3. 落ちる影 ( No.4 )
日時: 2010/09/07 00:40
名前: Pause ID:

 女性は手を振りながら近づいてくる。ジャスティスは顔をくしゃくしゃにして手を振り返した。
「お母さん!」
 黄地のフレアスカート、長く結った黒髪、慈愛に満ちた赤い瞳。

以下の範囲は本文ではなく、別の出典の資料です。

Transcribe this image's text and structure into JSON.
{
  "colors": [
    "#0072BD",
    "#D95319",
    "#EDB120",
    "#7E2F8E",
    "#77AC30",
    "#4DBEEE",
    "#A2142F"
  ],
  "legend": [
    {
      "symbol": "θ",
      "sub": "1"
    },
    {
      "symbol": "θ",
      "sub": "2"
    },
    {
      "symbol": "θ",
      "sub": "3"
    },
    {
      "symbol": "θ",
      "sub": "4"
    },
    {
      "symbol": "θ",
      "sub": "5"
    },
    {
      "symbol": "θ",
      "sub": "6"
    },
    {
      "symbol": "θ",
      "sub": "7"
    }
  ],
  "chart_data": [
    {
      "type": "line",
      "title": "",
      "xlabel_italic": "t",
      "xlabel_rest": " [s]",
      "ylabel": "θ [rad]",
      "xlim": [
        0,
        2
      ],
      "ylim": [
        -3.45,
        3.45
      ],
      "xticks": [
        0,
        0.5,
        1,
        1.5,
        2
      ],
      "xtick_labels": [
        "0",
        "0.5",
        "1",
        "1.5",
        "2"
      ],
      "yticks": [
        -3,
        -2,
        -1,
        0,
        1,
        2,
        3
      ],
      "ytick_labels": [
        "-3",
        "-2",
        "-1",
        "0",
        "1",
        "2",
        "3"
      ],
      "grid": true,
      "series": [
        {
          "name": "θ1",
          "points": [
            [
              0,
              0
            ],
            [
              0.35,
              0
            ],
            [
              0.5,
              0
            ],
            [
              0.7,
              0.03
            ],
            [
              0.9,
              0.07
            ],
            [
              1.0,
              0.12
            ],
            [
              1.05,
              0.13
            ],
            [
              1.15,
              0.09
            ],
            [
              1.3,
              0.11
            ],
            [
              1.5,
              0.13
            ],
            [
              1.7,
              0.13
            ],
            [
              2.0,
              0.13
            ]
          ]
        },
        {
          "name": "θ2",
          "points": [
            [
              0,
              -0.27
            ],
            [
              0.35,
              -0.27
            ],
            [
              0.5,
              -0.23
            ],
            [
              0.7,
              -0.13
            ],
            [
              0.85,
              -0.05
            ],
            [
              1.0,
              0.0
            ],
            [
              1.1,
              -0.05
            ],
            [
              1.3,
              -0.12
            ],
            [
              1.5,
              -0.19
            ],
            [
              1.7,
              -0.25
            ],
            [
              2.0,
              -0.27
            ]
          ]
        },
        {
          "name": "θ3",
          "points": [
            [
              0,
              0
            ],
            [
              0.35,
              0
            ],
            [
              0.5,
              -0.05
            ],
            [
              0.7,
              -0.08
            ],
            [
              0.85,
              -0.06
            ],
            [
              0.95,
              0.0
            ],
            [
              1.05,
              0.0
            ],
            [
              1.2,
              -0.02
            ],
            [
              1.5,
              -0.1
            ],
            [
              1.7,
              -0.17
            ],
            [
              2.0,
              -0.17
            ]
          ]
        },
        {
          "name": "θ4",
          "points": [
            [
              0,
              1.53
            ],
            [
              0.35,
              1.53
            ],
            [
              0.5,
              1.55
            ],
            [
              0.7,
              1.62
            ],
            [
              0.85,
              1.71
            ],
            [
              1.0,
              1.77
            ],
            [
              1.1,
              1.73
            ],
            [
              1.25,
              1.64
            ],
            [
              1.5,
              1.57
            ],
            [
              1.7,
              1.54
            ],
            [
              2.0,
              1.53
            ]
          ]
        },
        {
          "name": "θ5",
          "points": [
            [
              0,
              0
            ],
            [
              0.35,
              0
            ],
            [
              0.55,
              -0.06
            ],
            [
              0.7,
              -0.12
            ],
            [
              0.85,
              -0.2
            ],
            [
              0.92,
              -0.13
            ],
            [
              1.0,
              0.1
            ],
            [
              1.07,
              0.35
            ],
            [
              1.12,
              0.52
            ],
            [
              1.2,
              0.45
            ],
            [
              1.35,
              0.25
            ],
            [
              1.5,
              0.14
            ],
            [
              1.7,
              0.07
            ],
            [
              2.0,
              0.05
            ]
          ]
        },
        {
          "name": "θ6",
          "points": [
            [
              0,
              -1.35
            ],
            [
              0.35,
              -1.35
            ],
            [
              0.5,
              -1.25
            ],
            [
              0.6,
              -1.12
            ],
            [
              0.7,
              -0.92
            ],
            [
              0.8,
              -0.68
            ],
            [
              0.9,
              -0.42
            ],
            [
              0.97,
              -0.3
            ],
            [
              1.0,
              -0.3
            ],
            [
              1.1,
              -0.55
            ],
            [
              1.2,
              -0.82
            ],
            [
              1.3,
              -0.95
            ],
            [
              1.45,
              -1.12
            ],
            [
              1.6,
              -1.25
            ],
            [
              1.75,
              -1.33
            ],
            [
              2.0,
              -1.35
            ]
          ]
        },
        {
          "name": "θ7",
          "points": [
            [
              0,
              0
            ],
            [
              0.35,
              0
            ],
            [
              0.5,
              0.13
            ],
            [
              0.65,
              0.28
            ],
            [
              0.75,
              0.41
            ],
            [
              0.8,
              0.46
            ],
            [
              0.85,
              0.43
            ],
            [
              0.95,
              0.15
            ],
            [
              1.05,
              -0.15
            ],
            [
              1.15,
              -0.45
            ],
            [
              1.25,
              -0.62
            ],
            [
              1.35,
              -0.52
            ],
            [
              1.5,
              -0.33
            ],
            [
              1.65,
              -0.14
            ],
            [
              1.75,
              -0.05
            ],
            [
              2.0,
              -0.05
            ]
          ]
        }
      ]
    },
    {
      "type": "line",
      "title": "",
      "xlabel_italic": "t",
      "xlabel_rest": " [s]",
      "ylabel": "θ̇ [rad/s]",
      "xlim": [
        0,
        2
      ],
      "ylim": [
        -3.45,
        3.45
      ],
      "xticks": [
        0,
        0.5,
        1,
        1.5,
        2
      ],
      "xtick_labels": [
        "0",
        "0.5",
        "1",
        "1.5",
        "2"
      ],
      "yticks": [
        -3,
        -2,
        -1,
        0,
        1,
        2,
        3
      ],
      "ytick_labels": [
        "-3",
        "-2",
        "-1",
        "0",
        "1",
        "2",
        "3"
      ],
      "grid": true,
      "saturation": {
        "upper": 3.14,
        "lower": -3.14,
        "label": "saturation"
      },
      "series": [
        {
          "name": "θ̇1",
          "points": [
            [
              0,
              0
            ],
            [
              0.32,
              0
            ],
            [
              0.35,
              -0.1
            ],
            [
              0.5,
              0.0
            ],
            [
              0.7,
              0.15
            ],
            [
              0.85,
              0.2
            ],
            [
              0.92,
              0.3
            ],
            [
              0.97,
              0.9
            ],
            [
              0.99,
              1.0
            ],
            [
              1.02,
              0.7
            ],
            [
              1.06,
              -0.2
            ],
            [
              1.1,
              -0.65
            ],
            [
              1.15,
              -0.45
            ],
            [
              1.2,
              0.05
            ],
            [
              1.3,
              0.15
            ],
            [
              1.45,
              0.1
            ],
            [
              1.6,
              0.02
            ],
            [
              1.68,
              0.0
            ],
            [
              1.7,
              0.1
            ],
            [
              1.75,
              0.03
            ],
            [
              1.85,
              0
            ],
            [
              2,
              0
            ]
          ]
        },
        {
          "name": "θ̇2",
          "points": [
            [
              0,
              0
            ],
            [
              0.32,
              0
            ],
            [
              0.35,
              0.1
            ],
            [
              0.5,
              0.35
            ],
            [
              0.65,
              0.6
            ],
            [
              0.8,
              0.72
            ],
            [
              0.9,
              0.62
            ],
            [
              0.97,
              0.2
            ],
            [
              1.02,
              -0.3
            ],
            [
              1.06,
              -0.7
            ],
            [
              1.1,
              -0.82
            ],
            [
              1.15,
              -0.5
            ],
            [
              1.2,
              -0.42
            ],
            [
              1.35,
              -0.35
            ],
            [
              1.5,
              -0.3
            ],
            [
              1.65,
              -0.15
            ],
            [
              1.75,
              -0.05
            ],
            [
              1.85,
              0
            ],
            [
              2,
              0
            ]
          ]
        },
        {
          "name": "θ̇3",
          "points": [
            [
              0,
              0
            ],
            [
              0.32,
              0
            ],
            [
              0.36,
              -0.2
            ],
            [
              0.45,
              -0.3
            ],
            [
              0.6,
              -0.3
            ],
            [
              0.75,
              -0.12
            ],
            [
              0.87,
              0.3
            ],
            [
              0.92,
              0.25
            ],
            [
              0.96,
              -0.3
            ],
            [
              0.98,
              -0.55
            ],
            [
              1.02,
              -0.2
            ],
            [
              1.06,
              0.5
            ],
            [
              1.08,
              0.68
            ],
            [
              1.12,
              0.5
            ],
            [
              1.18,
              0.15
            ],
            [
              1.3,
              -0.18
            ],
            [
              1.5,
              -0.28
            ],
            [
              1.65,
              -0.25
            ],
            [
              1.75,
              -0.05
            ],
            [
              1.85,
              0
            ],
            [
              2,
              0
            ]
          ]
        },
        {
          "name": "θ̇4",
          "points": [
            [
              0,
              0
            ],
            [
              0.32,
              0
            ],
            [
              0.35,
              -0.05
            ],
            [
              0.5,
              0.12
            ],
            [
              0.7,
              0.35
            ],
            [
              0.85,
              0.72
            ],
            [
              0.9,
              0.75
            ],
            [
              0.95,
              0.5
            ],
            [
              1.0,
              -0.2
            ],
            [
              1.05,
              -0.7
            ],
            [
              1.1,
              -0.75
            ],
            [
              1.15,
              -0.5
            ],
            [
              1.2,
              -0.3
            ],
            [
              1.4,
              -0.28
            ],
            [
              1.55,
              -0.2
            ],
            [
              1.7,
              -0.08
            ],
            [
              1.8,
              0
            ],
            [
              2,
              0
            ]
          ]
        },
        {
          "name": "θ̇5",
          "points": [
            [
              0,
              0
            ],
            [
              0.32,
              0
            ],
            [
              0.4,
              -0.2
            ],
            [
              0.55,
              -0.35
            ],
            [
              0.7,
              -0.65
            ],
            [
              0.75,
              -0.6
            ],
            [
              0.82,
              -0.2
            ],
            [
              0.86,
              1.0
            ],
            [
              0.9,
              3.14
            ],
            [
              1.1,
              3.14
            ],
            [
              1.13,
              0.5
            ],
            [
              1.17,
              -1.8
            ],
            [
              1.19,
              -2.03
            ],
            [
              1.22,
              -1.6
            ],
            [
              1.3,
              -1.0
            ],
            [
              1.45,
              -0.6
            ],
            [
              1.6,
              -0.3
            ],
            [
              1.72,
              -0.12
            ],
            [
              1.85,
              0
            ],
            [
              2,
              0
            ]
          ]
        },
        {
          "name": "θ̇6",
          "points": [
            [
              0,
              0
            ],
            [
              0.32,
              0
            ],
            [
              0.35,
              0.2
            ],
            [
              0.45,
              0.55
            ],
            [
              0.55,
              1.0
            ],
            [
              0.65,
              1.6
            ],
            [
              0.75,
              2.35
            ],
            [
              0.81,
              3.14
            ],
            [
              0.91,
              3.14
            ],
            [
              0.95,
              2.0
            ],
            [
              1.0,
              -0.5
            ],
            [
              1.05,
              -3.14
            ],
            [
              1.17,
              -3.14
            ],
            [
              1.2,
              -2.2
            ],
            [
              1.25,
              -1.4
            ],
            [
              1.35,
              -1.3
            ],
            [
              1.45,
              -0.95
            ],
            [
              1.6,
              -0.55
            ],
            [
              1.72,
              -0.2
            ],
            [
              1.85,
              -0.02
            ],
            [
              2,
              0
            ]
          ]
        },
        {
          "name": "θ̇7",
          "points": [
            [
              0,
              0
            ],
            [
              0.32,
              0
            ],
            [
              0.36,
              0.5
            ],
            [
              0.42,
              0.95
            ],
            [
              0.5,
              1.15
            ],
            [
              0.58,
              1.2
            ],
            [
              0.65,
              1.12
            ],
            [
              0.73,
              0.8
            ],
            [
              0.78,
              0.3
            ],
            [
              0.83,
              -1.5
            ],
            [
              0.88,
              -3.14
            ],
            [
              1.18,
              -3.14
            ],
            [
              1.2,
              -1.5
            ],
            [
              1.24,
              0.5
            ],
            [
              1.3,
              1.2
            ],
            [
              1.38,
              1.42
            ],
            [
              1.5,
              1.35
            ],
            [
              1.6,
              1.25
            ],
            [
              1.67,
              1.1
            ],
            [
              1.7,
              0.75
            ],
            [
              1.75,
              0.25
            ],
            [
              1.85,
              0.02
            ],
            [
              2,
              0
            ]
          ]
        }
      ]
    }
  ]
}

ビークインの“お母さん”は、ジャスティスの自慢のひとつである。
「ジャス、ああ、長老……お世話になっております」
 長老は彼女を見ると小さく顔を崩す。
「ハルフか。ご苦労」
「長老には敵いませんわ。こんなにたくさんの子供達を育てているじゃありませんか」
 そう言って周りの子供達を見回し、ハルフは悪戯っぽく笑う。
「お前とてすっかり母親面しおって。幾つになる?」
「三十四になりました。ジャスも十一になったばかりです」
 ハルフはジャスティスの頭を撫でた。ジャスティスの誕生日はほんの一週間前のこと、ハルフは森中のミツハニーの力を借りて、盛大にパーティを催したばかりだ。それを思い出しているのか、ジャスティスの顔がにやける。
 その表情から顔を背け、長老は顔を少し強張らせた。
「そうか……なれば、ステラも結構な歳になるか……」
 ハルフは小さく頷くが、すぐに頭を振った。
「でも、この子はまだまだですから」
「何がまだまだなのさ!」
「そういうところがまだまだなのよっ」
 ジャスティスの額を人差し指でつついて、ハルフは深く頭を下げる。
「ではそろそろお暇を。みんな、ジャスと遊んでくれてどうもありがとう!」
 ハルフは大きく子供達に手を振って、足を家路へ向ける。ジャスティスも負けじと声を上げながら、両手をぶんぶんと振り続けていた。

 虫ポケモンの群落の中に、ジャスティスの暮らす家はある。もちろん虫ポケモンも草ポケモンも地のポケモンも種族を超えた親交があるが、住むとなればそれぞれに適した環境が要る。アニマでは住環境の似た同じタイプ同士で群落を作り、そこに住まうのだ。
 おかえり、ジャスおかえり、ハルフさんおかえりなさい、今日はジャス泥だらけじゃないね、ハルフさん今日もお美しい! 様々な声が聞こえる。手を振り返し、「まあ」とハルフが赤面し、ジャスティスがあまいミツを投げつけるのもいつものこと。
「さあジャス、手を洗ってらっしゃい」
 はあい、とテーブルにつこうとしていたジャスティスはほんの少し口を尖らせて出てゆく。ハルフが小さなテーブルに食器の準備を終えたところで、ジャスティスが戻ってきた。
「ご飯は?」
「今日はナナシを搾ってみたの。お向かいのレディアン、アルカさん、知ってるでしょ。その人が美味しいって。ジャス、酸っぱいもの好きでしょう?」
「やった! お母さん大好き!」
 口を尖らせていたかと思えば、好物が出ただけでハルフの腰に抱きつく。ジャスティスはほんの小さな子供で、ハルフもそうと信じていた。ほんのり温かく酸っぱいナナシのスープは、何でもない日の終わりと安らかな眠りを約束するものだと思っていた。


 深更。
「ジャス! 起きなさい!!」
 ハルフが手荷物を片手に、ジャスティスを激しく揺さぶる。その表情は焦りの一色。
「なに……?」
 いつにない母の様子に、目を開けてしまえばジャスティスの覚醒も早かった。ハルフはジャスティスの手を強く引いて家を出た。